Smoke on the water


In 1971, one of rock’s greatest ever guitar riffs was conceived after a fire incinerated a venue on the Lake Geneva shoreline. Today, however, smoke on the water is less Deep Purple and more different shades of blue, as reports of fires on superyachts appear to be more frequent. A recent fire at Torquay Marina, UK, has brought to light once again the importance of fire safety precautions and a plan of action in the event of an emergency.

“There has been a spate of fires that could have been avoided due to absentee owners not putting in place the necessary supervisory protections and a plan for the event that a vessel catches fire,” Mike Taylor-West, partner, Private Client & Marine tells Superyacht Investor (SYI).

Cases like Rendezvous (pictured), the Princess Yacht that sunk in an inferno whilst docked on Saturday, May 28th are arguably preventable if the owners had taken necessary precautions. Taylor-West advises owners to identify a keyholder capable of moving a vessel in the event of an emergency, install fire detection equipment monitored by a central station and have a plan coordinated with the local authority. “If you have a fire on a vessel that has all the supervisory arrangements in place and a plan, in theory, you stand an increased chance of extinguishing the fire,” he says.

A good example is the 2021 fire in Marina Kaštela, Croatia, where five vessels were destroyed and a further 18 damaged during a blaze originating from one yacht. “You have to wonder if it was an unnecessary amount of loss, particularly if there was not a robust plan to move vessels to safe anchorage,” said Taylor-West. “When an owner has a keyholder close to the boat, that means there is a responsible party who can move it at short notice or by agreement (and providing life isn’t threatened) using the marina’s work vessels to tow it out of harm’s way.”

Speaking at SYI London 2022, Ben Lind, senior yacht underwriter, AIG, highlighted the risks for clients who limit or remove their crew when the vessel is docked. “Insurers are concerned with de-manning and skeleton crews on yachts.
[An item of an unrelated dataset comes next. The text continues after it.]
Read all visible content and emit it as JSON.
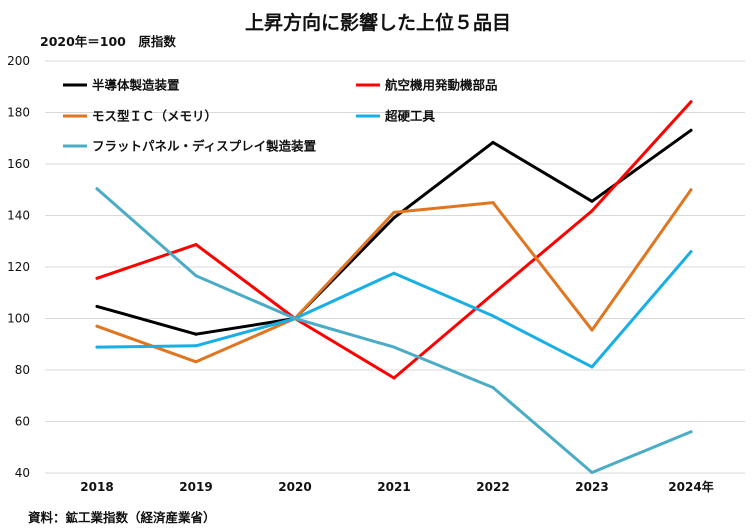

Perhaps it won’t stop loss, but it could mitigate it, not just with fires but with storms and heavy weather.”

Whilst a skeleton crew might be recommended by insurers; the absence of a crew is unlikely to be the damming factor in a rejected insurance claim if a fire or disaster affected the vessel. “From a client’s perspective, the insurer would have to be very confident they could prove that the lack of crew on board was the reason for this claim, or made it worse,” said Mike Wimbridge, MD, Pantaenius UK at SYI London 2022. “That is not a route that many insurers are likely to go down.”

Ignoring safety regulations is a greater worry on privately-owned motor yachts than chartered vessels, according to Taylor-West. “There’s a clear split between private vessels and commercial chartering, where there is a requirement for that knowledge [about fire safety],” he says. “There’s an awful lot of vessels in the sub 30m [98ft] bracket that are privately owned and operated that don’t fall under commercial coding. Whilst there is guidance from the Flag/Registry, most are quiet on minimum manning when alongside and not navigating.”

Yachts below 30m typically do not have the same level of examination as larger yachts with permanent crews. For example, on some yachts, an officer of the day would likely be employed to observe the vessel and ensure that all risks were minimised. “A lot of docked yachts that are privately owned do not have an officer of the day or resident crew but perhaps they should,” he said. If they detect a fire at its outbreak, or water ingress too, both have a greater chance of being stopped.”

Insurers accepting risk are more likely to request detailed planning from owners in relation to fires and how vessels are cared for when unattended. This may not necessarily affect premiums, however, which are more likely to be affected by supply chain issues.

It would be helpful if owners entered into a greater sense of partnership with insurers to do their best to protect their vessel and take a planned approach to emergencies,” Taylor-West adds. “That way, we can all avoid these losses and try to do our best collectively to keep a lid on insurance premiums.”